Ripple Labs believes XRP could become the neutral bridge linking central bank digital currencies (CBDCs) to ensure that they are interoperable
Ripple Labs published a whitepaper discussing the need for CBDCs in the global economy. The paper titled “The Future of CBDCs“ talks about CBDCs and the problems they would face when issued.
According to Ripple, CBDCs are essential to ensure the survival of the fiat system. However, the design and development of the CBDCs would differ due to each country’s specifications. The difference would make it harder to carry out cross-border transactions.
The paper stated that “It is likely that we will end up with a world of diverse CBDCs, which makes interoperability critical. Though most Central Banks are focused on solving domestic problems, the global nature of trade and finance means cross-border coordination must be baked into the original recipe of each CBDC”.
Ripple Labs suggested that central banks could solve this issue the same way the world had solved the internet’s initial problems. The internet became a tool for the exchange of information because there was a universal agreement to build it using common standards.

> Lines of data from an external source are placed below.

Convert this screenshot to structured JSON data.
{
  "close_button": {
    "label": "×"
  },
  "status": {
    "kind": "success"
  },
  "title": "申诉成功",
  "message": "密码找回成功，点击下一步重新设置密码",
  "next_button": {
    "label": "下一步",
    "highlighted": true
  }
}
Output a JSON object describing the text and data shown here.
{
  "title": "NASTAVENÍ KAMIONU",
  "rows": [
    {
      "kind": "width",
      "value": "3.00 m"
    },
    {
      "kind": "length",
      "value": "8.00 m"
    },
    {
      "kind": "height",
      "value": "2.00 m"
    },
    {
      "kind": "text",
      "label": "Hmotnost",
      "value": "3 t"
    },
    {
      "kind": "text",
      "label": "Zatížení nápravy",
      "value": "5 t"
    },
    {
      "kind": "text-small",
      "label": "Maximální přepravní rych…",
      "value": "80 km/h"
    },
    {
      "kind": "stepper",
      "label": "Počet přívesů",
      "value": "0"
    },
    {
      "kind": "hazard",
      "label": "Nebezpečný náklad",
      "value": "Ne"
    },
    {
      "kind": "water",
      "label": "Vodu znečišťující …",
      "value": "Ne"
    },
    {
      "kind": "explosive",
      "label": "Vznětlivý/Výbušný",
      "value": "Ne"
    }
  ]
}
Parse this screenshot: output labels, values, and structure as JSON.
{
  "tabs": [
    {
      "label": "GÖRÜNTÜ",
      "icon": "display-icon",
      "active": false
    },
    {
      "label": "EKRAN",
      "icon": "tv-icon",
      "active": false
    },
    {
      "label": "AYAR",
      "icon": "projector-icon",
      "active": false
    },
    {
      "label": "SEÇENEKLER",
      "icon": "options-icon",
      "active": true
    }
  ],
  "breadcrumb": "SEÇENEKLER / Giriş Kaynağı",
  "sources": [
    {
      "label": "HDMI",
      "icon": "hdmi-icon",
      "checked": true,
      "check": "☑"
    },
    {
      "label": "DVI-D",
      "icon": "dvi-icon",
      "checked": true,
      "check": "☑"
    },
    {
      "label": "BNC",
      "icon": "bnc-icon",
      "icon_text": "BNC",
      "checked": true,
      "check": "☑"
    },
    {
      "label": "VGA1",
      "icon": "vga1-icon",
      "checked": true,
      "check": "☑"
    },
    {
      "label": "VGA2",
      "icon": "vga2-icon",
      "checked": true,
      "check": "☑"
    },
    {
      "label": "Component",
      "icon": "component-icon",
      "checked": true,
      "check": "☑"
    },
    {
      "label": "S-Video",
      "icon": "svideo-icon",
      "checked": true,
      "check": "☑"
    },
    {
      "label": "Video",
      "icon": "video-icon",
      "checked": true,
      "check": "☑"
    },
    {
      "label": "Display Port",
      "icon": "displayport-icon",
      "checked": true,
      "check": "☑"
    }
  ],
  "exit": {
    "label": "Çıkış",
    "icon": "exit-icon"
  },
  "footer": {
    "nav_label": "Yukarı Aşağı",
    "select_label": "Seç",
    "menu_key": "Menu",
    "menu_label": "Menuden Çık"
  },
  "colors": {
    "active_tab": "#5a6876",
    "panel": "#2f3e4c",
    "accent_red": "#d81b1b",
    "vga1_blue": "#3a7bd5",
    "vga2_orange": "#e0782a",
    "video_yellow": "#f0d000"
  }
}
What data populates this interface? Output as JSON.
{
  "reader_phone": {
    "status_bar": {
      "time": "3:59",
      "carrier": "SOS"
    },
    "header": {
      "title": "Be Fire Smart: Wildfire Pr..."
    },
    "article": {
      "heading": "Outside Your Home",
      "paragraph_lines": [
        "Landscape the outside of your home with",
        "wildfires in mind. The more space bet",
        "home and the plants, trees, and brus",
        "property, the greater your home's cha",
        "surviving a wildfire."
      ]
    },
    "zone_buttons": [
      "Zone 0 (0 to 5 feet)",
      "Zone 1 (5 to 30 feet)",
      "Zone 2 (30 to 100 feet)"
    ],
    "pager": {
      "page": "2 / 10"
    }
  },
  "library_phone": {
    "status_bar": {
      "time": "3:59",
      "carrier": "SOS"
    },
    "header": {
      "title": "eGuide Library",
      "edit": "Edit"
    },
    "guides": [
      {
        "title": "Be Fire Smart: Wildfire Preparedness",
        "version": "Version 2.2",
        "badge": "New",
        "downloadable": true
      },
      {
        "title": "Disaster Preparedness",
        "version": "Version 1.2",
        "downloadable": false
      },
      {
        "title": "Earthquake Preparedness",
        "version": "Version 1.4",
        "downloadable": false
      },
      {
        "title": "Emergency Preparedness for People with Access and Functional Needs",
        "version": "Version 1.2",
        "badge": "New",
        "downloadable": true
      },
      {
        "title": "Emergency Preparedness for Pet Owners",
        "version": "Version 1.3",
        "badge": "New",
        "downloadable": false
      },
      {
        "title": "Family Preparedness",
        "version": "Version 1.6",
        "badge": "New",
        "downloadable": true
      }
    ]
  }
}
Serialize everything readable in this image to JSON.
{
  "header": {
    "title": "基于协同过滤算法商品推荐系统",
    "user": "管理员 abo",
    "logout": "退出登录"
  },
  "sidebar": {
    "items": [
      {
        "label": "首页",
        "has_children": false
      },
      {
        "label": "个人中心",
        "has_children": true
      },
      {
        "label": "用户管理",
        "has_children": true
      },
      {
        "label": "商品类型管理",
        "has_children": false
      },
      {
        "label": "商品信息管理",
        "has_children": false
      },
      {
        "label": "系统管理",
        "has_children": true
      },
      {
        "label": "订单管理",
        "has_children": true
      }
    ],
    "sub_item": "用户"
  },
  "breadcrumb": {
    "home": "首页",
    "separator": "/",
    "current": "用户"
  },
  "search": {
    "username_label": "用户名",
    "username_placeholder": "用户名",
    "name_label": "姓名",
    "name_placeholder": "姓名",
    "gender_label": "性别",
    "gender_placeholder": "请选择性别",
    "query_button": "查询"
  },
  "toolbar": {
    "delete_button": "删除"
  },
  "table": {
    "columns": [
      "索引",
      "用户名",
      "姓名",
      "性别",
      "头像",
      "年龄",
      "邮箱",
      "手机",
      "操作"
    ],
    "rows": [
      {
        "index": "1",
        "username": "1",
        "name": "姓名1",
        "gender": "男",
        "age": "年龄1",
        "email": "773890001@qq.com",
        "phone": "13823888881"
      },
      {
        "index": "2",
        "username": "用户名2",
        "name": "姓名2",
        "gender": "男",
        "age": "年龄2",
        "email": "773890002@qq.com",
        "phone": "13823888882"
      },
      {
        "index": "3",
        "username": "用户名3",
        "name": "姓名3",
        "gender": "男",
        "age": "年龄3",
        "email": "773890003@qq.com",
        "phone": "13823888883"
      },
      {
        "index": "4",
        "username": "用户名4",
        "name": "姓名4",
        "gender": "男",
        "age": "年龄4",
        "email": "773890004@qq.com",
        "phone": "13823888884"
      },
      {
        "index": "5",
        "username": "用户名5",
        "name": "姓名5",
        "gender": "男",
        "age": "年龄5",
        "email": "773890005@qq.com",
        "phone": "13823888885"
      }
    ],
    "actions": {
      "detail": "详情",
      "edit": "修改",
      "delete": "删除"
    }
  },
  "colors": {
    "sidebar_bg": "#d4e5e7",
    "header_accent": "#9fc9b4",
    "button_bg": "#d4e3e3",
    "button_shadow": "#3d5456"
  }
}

The firm suggested that CBDCs could adopt open payment protocols and use neutral bridge assets to facilitate effective cross-border transactions. This is where Ripple Labs believes XRP could play a crucial role.
“To enable a truly efficient global market, a bridge currency must be specifically optimized for payments and support the same speed, scalability, low cost and security that CBDCs will provide. One example of a neutral bridge is the digital asset XRP, which can be used to bridge two different currencies quickly and efficiently.”
Ripple Labs argued that XRP is already playing this role for private financial institutions and can do the same for CBDCs. The company believes that neutral bridges like XRP are the final piece of the interoperability puzzle that would ensure that CBDCs become successful.
XRP and Ripple have been under the microscope in recent months due to their legal case with the Securities and Exchange Commission.